La vice-présidente du Parlement européen, Pina Picierno, résiste aux pressions qui l’incitent à quitter son poste au sein du puissant Bureau de l’assemblée, après avoir annoncé son départ du Parti socialiste.

« Le règlement du Parlement européen ne prévoit pas la destitution des membres du Bureau au cas où ceux-ci rejoindraient un autre groupe politique », a indiqué l’équipe de Picierno à Euractiv.

Ces commentaires font suite aux appels lancés par les socialistes pour qu’elle renonce à la vice-présidence après avoir annoncé son intention de quitter le parti et de mettre fin à son affiliation au groupe S&D (centre-gauche) au Parlement.

Un porte-parole du S&D a déclaré que, bien qu’aucune demande officielle n’ait été formulée pour qu’elle quitte le groupe, « si une demande émanant de la députée européenne et vice-présidente du Parlement européen Pina Picierno venait à être officialisée, nous nous attendrions à ce qu’elle démissionne de sa vice-présidence du Parlement européen ».

« Ce mandat découle du vote de plus de 400 députés européens et de la majorité pro-européenne qui l’a soutenue », a déclaré le bureau de la députée européenne. « C’est devant ce mandat démocratique qu’elle reste responsable et qu’elle continuera à rendre des comptes, dans le plein respect des règles et des prérogatives de l’assemblée qui l’a élue ».

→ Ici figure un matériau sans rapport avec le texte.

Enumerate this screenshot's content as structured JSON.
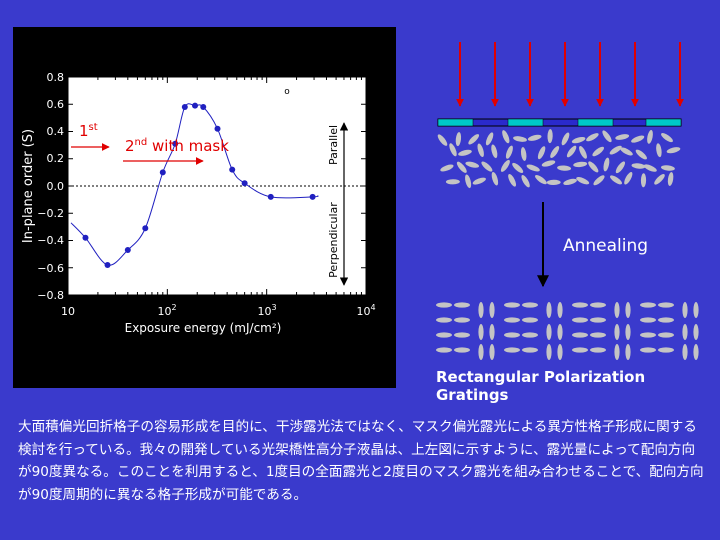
{
  "chart_data": {
    "type": "scatter",
    "xlabel": "Exposure energy (mJ/cm²)",
    "ylabel": "In-plane order (S)",
    "x_scale": "log",
    "xlim": [
      10,
      10000
    ],
    "ylim": [
      -0.8,
      0.8
    ],
    "x_ticks": [
      {
        "base": "10",
        "exp": ""
      },
      {
        "base": "10",
        "exp": "2"
      },
      {
        "base": "10",
        "exp": "3"
      },
      {
        "base": "10",
        "exp": "4"
      }
    ],
    "y_ticks": [
      "0.8",
      "0.6",
      "0.4",
      "0.2",
      "0.0",
      "−0.2",
      "−0.4",
      "−0.6",
      "−0.8"
    ],
    "points": [
      {
        "x": 15,
        "y": -0.38
      },
      {
        "x": 25,
        "y": -0.58
      },
      {
        "x": 40,
        "y": -0.47
      },
      {
        "x": 60,
        "y": -0.31
      },
      {
        "x": 90,
        "y": 0.1
      },
      {
        "x": 120,
        "y": 0.31
      },
      {
        "x": 150,
        "y": 0.58
      },
      {
        "x": 190,
        "y": 0.59
      },
      {
        "x": 230,
        "y": 0.58
      },
      {
        "x": 320,
        "y": 0.42
      },
      {
        "x": 450,
        "y": 0.12
      },
      {
        "x": 600,
        "y": 0.02
      },
      {
        "x": 1100,
        "y": -0.08
      },
      {
        "x": 2900,
        "y": -0.08
      }
    ],
    "zero_line": 0,
    "orientation_axis": {
      "top_label": "Parallel",
      "bottom_label": "Perpendicular"
    },
    "annotations": {
      "first": {
        "base": "1",
        "sup": "st"
      },
      "second": {
        "base": "2",
        "sup": "nd",
        "rest": " with mask"
      },
      "marker": "o"
    }
  },
  "diagram": {
    "annealing_label": "Annealing",
    "gratings_label": "Rectangular Polarization Gratings"
  },
  "caption": "大面積偏光回折格子の容易形成を目的に、干渉露光法ではなく、マスク偏光露光による異方性格子形成に関する検討を行っている。我々の開発している光架橋性高分子液晶は、上左図に示すように、露光量によって配向方向が90度異なる。このことを利用すると、1度目の全面露光と2度目のマスク露光を組み合わせることで、配向方向が90度周期的に異なる格子形成が可能である。",
  "colors": {
    "background": "#3a3acc",
    "arrow_red": "#e00000",
    "mask_cyan": "#00c8c8",
    "ellipse_gray": "#c4c4c4"
  }
}
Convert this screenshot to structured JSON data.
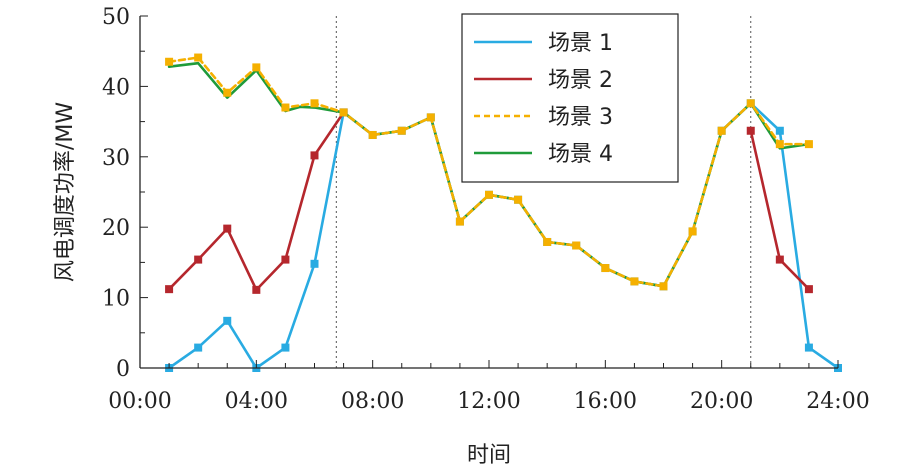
{
  "chart_data": {
    "type": "line",
    "xlabel": "时间",
    "ylabel": "风电调度功率/MW",
    "xlim": [
      0,
      24
    ],
    "ylim": [
      0,
      50
    ],
    "x_ticks": [
      "00:00",
      "04:00",
      "08:00",
      "12:00",
      "16:00",
      "20:00",
      "24:00"
    ],
    "x_tick_values": [
      0,
      4,
      8,
      12,
      16,
      20,
      24
    ],
    "y_ticks": [
      0,
      10,
      20,
      30,
      40,
      50
    ],
    "grid": false,
    "legend_position": "top-right",
    "vertical_reference_lines": [
      6.75,
      21
    ],
    "x": [
      1,
      2,
      3,
      4,
      5,
      6,
      7,
      8,
      9,
      10,
      11,
      12,
      13,
      14,
      15,
      16,
      17,
      18,
      19,
      20,
      21,
      22,
      23,
      24
    ],
    "series": [
      {
        "name": "场景 1",
        "color": "#29abe2",
        "dash": "solid",
        "marker": "square",
        "x": [
          1,
          2,
          3,
          4,
          5,
          6,
          7
        ],
        "values": [
          0,
          2.9,
          6.7,
          0,
          2.9,
          14.8,
          36.3
        ]
      },
      {
        "name": "场景 1",
        "color": "#29abe2",
        "dash": "solid",
        "marker": "square",
        "legend": false,
        "x": [
          7,
          8,
          9,
          10,
          11,
          12,
          13,
          14,
          15,
          16,
          17,
          18,
          19,
          20,
          21,
          22,
          23,
          24
        ],
        "values": [
          36.3,
          33.1,
          33.7,
          35.6,
          20.8,
          24.6,
          23.9,
          17.9,
          17.4,
          14.2,
          12.3,
          11.6,
          19.4,
          33.7,
          37.6,
          33.7,
          2.9,
          0
        ]
      },
      {
        "name": "场景 2",
        "color": "#b5272d",
        "dash": "solid",
        "marker": "square",
        "x": [
          1,
          2,
          3,
          4,
          5,
          6,
          7
        ],
        "values": [
          11.2,
          15.4,
          19.8,
          11.1,
          15.4,
          30.2,
          36.3
        ]
      },
      {
        "name": "场景 2",
        "color": "#b5272d",
        "dash": "solid",
        "marker": "square",
        "legend": false,
        "x": [
          21,
          22,
          23
        ],
        "values": [
          33.7,
          15.4,
          11.2
        ]
      },
      {
        "name": "场景 4",
        "color": "#1f9b3a",
        "dash": "solid",
        "marker": "none",
        "x": [
          1,
          2,
          3,
          4,
          5,
          5.5,
          6,
          7,
          8,
          9,
          10,
          11,
          12,
          13,
          14,
          15,
          16,
          17,
          18,
          19,
          20,
          21,
          22,
          23
        ],
        "values": [
          42.8,
          43.3,
          38.4,
          42.3,
          36.5,
          37.1,
          37.0,
          36.3,
          33.1,
          33.7,
          35.6,
          20.8,
          24.6,
          23.9,
          17.9,
          17.4,
          14.2,
          12.3,
          11.6,
          19.4,
          33.7,
          37.6,
          31.2,
          31.8
        ]
      },
      {
        "name": "场景 3",
        "color": "#f5b000",
        "dash": "dashed",
        "marker": "square",
        "x": [
          1,
          2,
          3,
          4,
          5,
          6,
          7,
          8,
          9,
          10,
          11,
          12,
          13,
          14,
          15,
          16,
          17,
          18,
          19,
          20,
          21,
          22,
          23
        ],
        "values": [
          43.5,
          44.1,
          39.1,
          42.7,
          37.0,
          37.6,
          36.3,
          33.1,
          33.7,
          35.6,
          20.8,
          24.6,
          23.9,
          17.9,
          17.4,
          14.2,
          12.3,
          11.6,
          19.4,
          33.7,
          37.6,
          31.8,
          31.8
        ]
      }
    ],
    "legend": [
      {
        "name": "场景 1",
        "color": "#29abe2",
        "dash": "solid"
      },
      {
        "name": "场景 2",
        "color": "#b5272d",
        "dash": "solid"
      },
      {
        "name": "场景 3",
        "color": "#f5b000",
        "dash": "dashed"
      },
      {
        "name": "场景 4",
        "color": "#1f9b3a",
        "dash": "solid"
      }
    ]
  }
}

« Confondre les accords politiques entre partis avec le vote souverain de l’assemblée est une erreur fondamentale ».

Un porte-parole du S&D a indiqué à Euractiv : « Bien que nous reconnaissions que les règles du PE lui permettent techniquement de conserver la vice-présidence, cela serait politiquement incohérent ».

« Elle occupe un poste qui appartient au S&D ».

Picierno a également souligné que le poste qu’elle occupe est crucial pour la poursuite de son engagement contre la Fédération de Russie et les « mouvements extrémistes hostiles au projet européen ». La députée européenne a été la cible de menaces et d’intimidations, nécessitant l’intervention des autorités de sécurité italiennes et des services du Parlement européen.

Picierno est en contact avec la direction de Renew Europe en vue de rejoindre le groupe libéral, comme l’avait précédemment rapporté Euractiv. Ce changement ferait d’elle la deuxième ancienne députée de la délégation socialiste italienne à rejoindre ce groupe, après Elisabetta Gualmini.

Une telle initiative renforcerait le camp libéral à l’approche du remaniement de mi-mandat de l’année prochaine, lorsque les groupes parlementaires renégocieront les postes clés de direction. Le groupe a gagné plusieurs députés au cours des derniers mois, et avec l’arrivée de Picierno, il compterait 78 députés européens.

Fervente défenseure de l’Ukraine, la députée italienne se heurtait de plus en plus souvent à la présidente du Parti démocrate, Elly Schlein, sur les questions de politique étrangère et sur l’approche du parti en matière de sécurité et de défense, son départ faisant depuis longtemps l’objet de spéculations.